Thanks so much for the brilliant guest blog!

Sujata, you are my hero!

I was at a cocktail party last night and a fellow mom confided to me, "I will never get those brain cells back, the ones I lost nursing the twins that first year" and I thought, "aha! THIS explains me." I breezed through Russian as a college freshman, and I was smoking pot half the time while I studied. Now? Nyet. I'm darned lucky to remember English.

Welcome, Sujata, and thanks for a lovely blog. I can't imagine tackling Hindi as a break from work.

Hi Sujata! How wonderful to see you here. Like everybody else, I'm flat out impressed that you're tackling such a difficult language, but if anybody can master something crazy complicated, you can.
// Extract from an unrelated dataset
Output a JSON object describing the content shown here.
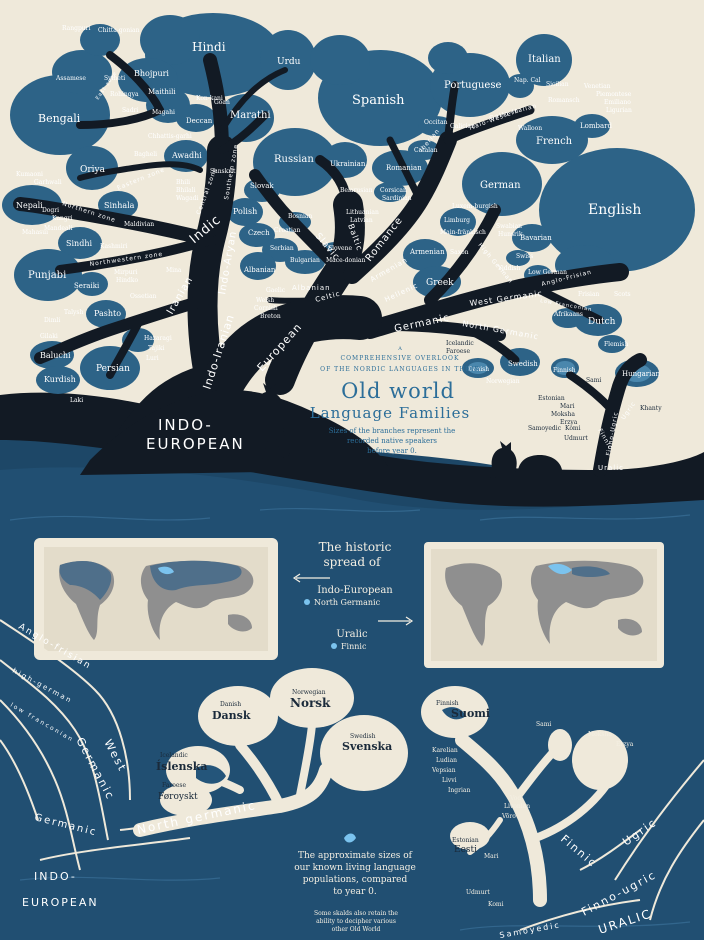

I agree the old brain cells don't work like they used to. Last week I judged a moot court on the Guantanamo detainee cases and I had to absorb a lot of complicated case law seven years after leaving the practice. I felt like I should pour oil into my brain to get the rust out. Where do the smarts go? Is it kids? Is it that we're multitasking too much, or that we've become too specialized in our tiny areas of expertise and forgotten how to learn? Honestly, it made me want to study more complicated stuff so I don't lose it altogether. We should all take your example to heart.

I think it's harder to incorporate new material because our brains are already so full, and there are no new memory chips available for us. I do admire your tackling a new subject and returning to campus. I wonder if perhaps more verbal practice might help, and if you drilled vocab. with your children, they would be learning a few words also, and wouldn't that impress your family!
Good luck with the studies, and I'll be off now to find some of your books!

Sujata, it's difficult to believe you've written ten mysteries. It seems like just yesterday we were cheering you on for your Malice Domestic award.

I'm always in awe of people who go back to school, since I was an average student and when I graduated college couldn't even imagine getting anything more than a B.A.

I do understand how it's nice not to be a "mom" sometimes, since that can completely take over our identities.

I, too, love your books and have read every one and anxiously await the new Rei adventure this spring!